[Hive of big data] 20. Hive tuning related configuration and Explain view execution plan

1 Yarn resource configuration

  The parameters of Yarn need to be adjusted related to CPU, memory and other resources
(1) yarn.nodemanager.resource.memory-mb
  sets the memory allocated by a NodeManager node to the container Container, which depends on the total memory capacity of the node where the NodeManager is located and the node running The number of other services is generally between 1/2 and 2/3 of the total memory.

<!-- NodeManager节点分配给容器Container使用的内存 设置2G -->
<property>
   <name>yarn.nodemanager.resource.memory-mb</name>
    <value>2048</value>
</property>

(2) yarn.nodemanager.resource.cpu-vcores
  sets the number of CPU cores allocated by a NodeManager node to the Container, depending on the total number of CPU cores of the node where the NodeManager is located and other services run by the node. Generally, one core allocates 4G of memory.

<!-- NodeManager节点分配给Container使用的CPU核数 -->
<property>
    <name>yarn.nodemanager.resource.cpu-vcores</name>
    <value>1</value>
</property>

(3) yarn.scheduler.maximum-allocation-mb
  The maximum memory that a single Container can use can be slightly increased.

<!-- 单个Container能够使用的最大内存 -->
<property>
   <name>yarn.scheduler.maximum-allocation-mb</name>
    <value>1536</value>
</property>

(4) yarn.scheduler.minimum-allocation-mb
  The minimum memory that a single Container can use.

<!-- 单个Container能够使用的最小内存 -->
<property>
   <name>yarn.scheduler.minimum-allocation-mb</name>
    <value>512</value>
</property>

Modify the yarn-site.xml file

<!-- NodeManager节点分配给容器Container使用的内存 设置64G -->
<property>
   <name>yarn.nodemanager.resource.memory-mb</name>
    <value>2048</value>
</property>

<!-- NodeManager节点分配给Container使用的CPU核数 -->
<property>
   <name>yarn.nodemanager.resource.cpu-vcores</name>
    <value>1</value>
</property>

<!-- 单个Container能够使用的最大内存 -->
<property>
   <name>yarn.scheduler.maximum-allocation-mb</name>
    <value>1536</value>
</property>

<!-- 单个Container能够使用的最小内存 -->
<property>
   <name>yarn.scheduler.minimum-allocation-mb</name>
    <value>512</value>
</property>

Save the distribution and restart yarn.

xsync yarn-site.xml
stop-yarn.sh
start-yarn.sh

2 MapReduce configuration

  The MapReduce resource configuration mainly includes the memory and CPU cores of the Map Task, and the memory and CPU cores of the Reduce Task.

(1) mapreduce.map.memory.mb
  The container memory size applied by a single Map Task, and its default value is 1024. The value cannot exceed the range specified by yarn.scheduler.maximum-allocation-mb and yarn.scheduler.minimum-allocation-mb.

  This parameter needs to be configured individually according to different computing tasks.
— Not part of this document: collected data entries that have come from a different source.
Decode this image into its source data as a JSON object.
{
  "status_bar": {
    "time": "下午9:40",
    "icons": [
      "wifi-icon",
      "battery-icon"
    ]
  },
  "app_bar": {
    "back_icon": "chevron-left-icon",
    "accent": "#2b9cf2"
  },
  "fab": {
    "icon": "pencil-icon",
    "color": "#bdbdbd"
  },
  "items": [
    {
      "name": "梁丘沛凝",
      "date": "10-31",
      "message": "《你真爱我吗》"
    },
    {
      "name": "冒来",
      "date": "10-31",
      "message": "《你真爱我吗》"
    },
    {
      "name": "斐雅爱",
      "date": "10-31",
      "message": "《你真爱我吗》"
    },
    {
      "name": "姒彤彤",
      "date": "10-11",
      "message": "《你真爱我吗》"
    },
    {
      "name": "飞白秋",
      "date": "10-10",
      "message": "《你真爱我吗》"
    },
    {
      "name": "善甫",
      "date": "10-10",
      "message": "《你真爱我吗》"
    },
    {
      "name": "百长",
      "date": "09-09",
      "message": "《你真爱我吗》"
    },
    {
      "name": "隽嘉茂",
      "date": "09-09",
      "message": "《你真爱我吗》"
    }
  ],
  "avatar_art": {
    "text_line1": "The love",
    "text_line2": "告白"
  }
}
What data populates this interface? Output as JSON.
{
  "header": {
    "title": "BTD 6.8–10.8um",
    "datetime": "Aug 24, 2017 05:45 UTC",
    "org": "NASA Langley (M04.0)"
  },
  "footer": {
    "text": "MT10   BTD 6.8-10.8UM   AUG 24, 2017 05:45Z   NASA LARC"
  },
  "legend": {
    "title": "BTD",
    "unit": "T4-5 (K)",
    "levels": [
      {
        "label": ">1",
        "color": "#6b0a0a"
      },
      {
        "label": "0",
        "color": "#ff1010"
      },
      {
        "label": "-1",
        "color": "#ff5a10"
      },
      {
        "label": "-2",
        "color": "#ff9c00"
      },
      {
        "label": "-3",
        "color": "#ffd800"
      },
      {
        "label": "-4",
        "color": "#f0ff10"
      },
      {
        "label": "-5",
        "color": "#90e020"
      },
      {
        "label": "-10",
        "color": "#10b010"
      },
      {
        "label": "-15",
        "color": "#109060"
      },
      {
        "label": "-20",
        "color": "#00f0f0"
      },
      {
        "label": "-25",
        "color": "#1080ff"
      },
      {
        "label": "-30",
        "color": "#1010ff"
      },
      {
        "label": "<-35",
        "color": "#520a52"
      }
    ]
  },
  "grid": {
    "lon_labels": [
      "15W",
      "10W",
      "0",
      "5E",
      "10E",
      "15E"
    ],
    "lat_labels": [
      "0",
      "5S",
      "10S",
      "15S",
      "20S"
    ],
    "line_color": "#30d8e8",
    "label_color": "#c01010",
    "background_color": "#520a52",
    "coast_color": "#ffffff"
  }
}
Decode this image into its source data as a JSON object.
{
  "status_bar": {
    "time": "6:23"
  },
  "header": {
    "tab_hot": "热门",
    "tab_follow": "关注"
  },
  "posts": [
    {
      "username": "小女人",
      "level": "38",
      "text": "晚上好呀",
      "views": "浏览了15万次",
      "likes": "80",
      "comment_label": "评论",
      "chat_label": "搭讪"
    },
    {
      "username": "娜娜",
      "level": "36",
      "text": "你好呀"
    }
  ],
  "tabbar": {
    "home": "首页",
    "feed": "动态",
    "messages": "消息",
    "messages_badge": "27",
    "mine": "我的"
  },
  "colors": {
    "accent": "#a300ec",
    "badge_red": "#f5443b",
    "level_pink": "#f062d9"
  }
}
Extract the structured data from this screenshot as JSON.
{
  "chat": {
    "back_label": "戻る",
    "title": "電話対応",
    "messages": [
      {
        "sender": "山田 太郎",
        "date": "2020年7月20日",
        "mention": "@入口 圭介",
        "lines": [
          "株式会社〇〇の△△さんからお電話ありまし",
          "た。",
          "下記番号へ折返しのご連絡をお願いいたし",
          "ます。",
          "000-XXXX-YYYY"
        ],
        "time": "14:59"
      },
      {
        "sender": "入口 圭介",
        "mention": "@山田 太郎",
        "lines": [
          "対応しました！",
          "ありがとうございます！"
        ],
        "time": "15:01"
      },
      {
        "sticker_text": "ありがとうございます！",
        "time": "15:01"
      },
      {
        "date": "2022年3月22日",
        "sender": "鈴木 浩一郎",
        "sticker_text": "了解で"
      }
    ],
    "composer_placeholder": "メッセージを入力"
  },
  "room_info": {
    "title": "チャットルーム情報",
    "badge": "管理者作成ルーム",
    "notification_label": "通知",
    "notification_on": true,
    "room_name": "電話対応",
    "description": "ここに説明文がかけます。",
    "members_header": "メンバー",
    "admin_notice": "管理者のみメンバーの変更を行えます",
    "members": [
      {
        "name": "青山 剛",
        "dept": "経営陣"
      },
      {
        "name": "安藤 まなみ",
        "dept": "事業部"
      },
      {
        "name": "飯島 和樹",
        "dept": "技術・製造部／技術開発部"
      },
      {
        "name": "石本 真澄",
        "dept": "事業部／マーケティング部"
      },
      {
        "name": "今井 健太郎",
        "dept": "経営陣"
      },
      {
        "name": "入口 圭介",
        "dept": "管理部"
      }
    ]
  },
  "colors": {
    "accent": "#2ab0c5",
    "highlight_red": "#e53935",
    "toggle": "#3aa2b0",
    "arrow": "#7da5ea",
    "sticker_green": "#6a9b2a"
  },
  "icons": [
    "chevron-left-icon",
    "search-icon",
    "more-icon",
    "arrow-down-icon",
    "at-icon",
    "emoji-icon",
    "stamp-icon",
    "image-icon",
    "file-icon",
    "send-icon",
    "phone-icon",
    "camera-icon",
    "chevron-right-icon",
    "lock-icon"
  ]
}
In hive, you can directly use the following method to configure each SQL statement individually:

set  mapreduce.map.memory.mb=1536;

(2) mapreduce.map.cpu.vcores
  The number of container cpu cores applied by a single Map Task. The default value is 1.

(3) mapreduce.reduce.memory.mb
  The container container memory size applied by a single Reduce Task, and its default value is 1024. The value also cannot exceed the range specified by yarn.scheduler.maximum-allocation-mb and yarn.scheduler.minimum-allocation-mb.
  This parameter needs to be configured individually according to different computing tasks. In hive, you can directly use the following method to configure each SQL statement individually:

set  mapreduce.reduce.memory.mb=1536;

(4) mapreduce.reduce.cpu.vcores
  The number of container cpu cores applied by a single Reduce Task, and its default value is 1.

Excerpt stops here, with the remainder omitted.